My first crack at this was to strip the UI layer from the system and replace it with a console app. Hey, layers came in handy after all. After obtaining an operational profile, I essentially wrote a script in the console app that acted out this profile.
Then, another executable spawned off 70 copies of this console app. Run that on my four test machines and 70*4=280, which was close enough for us.
In the script, I added code to time how long each operation of interest took. This proved to be inaccurate because of the overhead of console output and exception handling. I finally bit the bullet and added more fine-grained time measurement code within the code-under-test itself. Yes, this did spawn off a “test” branch version of some files, but the cost and inconvenience was minimal.
The time measurement code would dump the statistics into Excel sheets, and a quick VBA script tallied everything up and gave us an average response time for the system.
For a few sprints, this worked out fine, and I was meeting the goal set forth in the requirements document. But this model was fundamentally flawed, and it soon showed when more and more operations were added to the profile. The measured response time skyrocketed, and the problem was not in the new code.
The problem: in the real operating environment, each user would be on their own machine. That means each one would have its own CPU, memory, hard drive, and network connection. The effect of 70 processes executing identical code at the same time and sharing these four resources was warping the stress test. And the hardware wasn’t built for large-scale processing. These were regular plain workstations.
The new problem is now how to distribute the remaining 69 processes in a such a way to not distort the measurements. And gaining access to a test machine in each of the 100 buildings was not going to happen, nor would it be manageable.
The big flash of insight came when I theorized about the layout of The Company’s WAN. A logical person would give each of the 100 buildings its own router, and traffic in building A would not be routed through building B, thus not affecting building B’s router. The traffic would build up on the server side only.
(WAN, LAN…oh man…)
After confirming this theory, I came up with my final home-made stress testing method:
- Keep the console script and keep spawning it 50 times, but only once. There were, incidentally, around 50 users in my home building. This would simulate 50 users hitting the server out of our building. I dumped the timing code and used the working copy of the system.

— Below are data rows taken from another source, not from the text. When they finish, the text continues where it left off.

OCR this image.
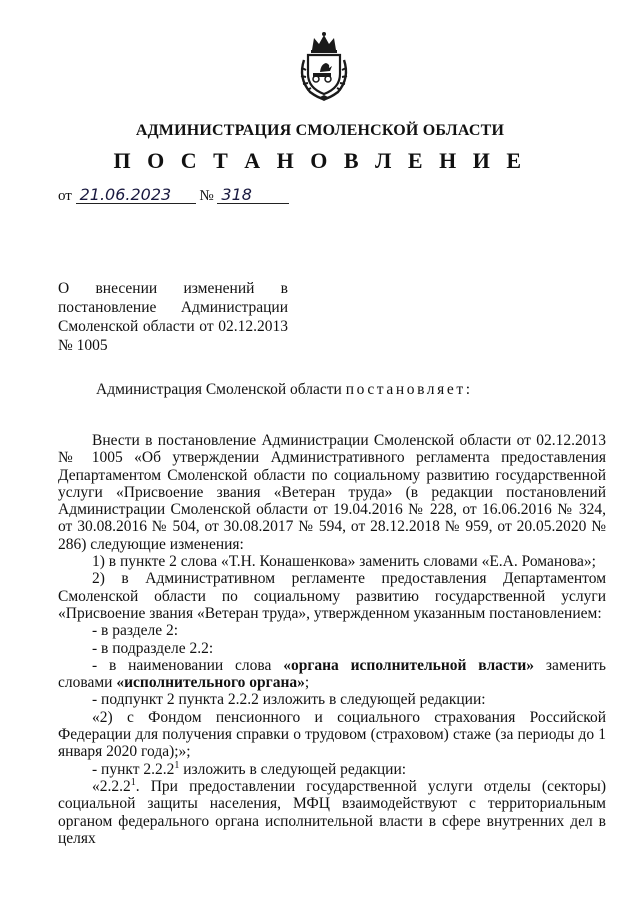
АДМИНИСТРАЦИЯ СМОЛЕНСКОЙ ОБЛАСТИ
П О С Т А Н О В Л Е Н И Е
от 21.06.2023 № 318
О внесении изменений в
постановление Администрации
Смоленской области от 02.12.2013
№ 1005
Администрация Смоленской области постановляет:

Внести в постановление Администрации Смоленской области от 02.12.2013 № 1005 «Об утверждении Административного регламента предоставления Департаментом Смоленской области по социальному развитию государственной услуги «Присвоение звания «Ветеран труда» (в редакции постановлений Администрации Смоленской области от 19.04.2016 № 228, от 16.06.2016 № 324, от 30.08.2016 № 504, от 30.08.2017 № 594, от 28.12.2018 № 959, от 20.05.2020 № 286) следующие изменения:

1) в пункте 2 слова «Т.Н. Конашенкова» заменить словами «Е.А. Романова»;

2) в Административном регламенте предоставления Департаментом Смоленской области по социальному развитию государственной услуги «Присвоение звания «Ветеран труда», утвержденном указанным постановлением:

- в разделе 2:

- в подразделе 2.2:

- в наименовании слова «органа исполнительной власти» заменить словами «исполнительного органа»;

- подпункт 2 пункта 2.2.2 изложить в следующей редакции:

«2) с Фондом пенсионного и социального страхования Российской Федерации для получения справки о трудовом (страховом) стаже (за периоды до 1 января 2020 года);»;

- пункт 2.2.2$^1$ изложить в следующей редакции:

«2.2.2$^1$. При предоставлении государственной услуги отделы (секторы) социальной защиты населения, МФЦ взаимодействуют с территориальным органом федерального органа исполнительной власти в сфере внутренних дел в целях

- For the remaining 210 users, simulate this traffic on the server in order to tie of server resources. This is the tricky part. One of the constraints of The Project was that I had no privilege whatsoever to install any executable on our server. I had a SQL Server, and that was it.
So I had to bite the bullet and write a script in Transact-SQL. Not only that, but the operational profile had to be translated into stored-procedure calls. It was ugly, but there was no other choice.
- Finally, modify the UI to display measured response time on the UI only. This consisted of simpler timing code and a text box on each screen to display the elapsed time between a click and the conclusion of the operation. These values were used to calculate the response time.
To put it all in action, fire up the server-side script, the local 70-process script, and a copy of the system on my own machine. Run through the use cases and record the response times displayed on teh screen.
This new method successfully modeled the intended operating environment. It also uncovered some silly performance bugs, like queries that used the LIKE operator to match on a primary key. Hey, I never claimed to be a super uber guru, and I probably never will. It also uncovered the performance issue associated with sorting colored DataGrid rows.
It can be done, and it can be done cheaply. But, to be honest, the scalability of a solution like this would be directly related to how messy the server-side T-SQL script became. And I have a feeling that this is limited, at best.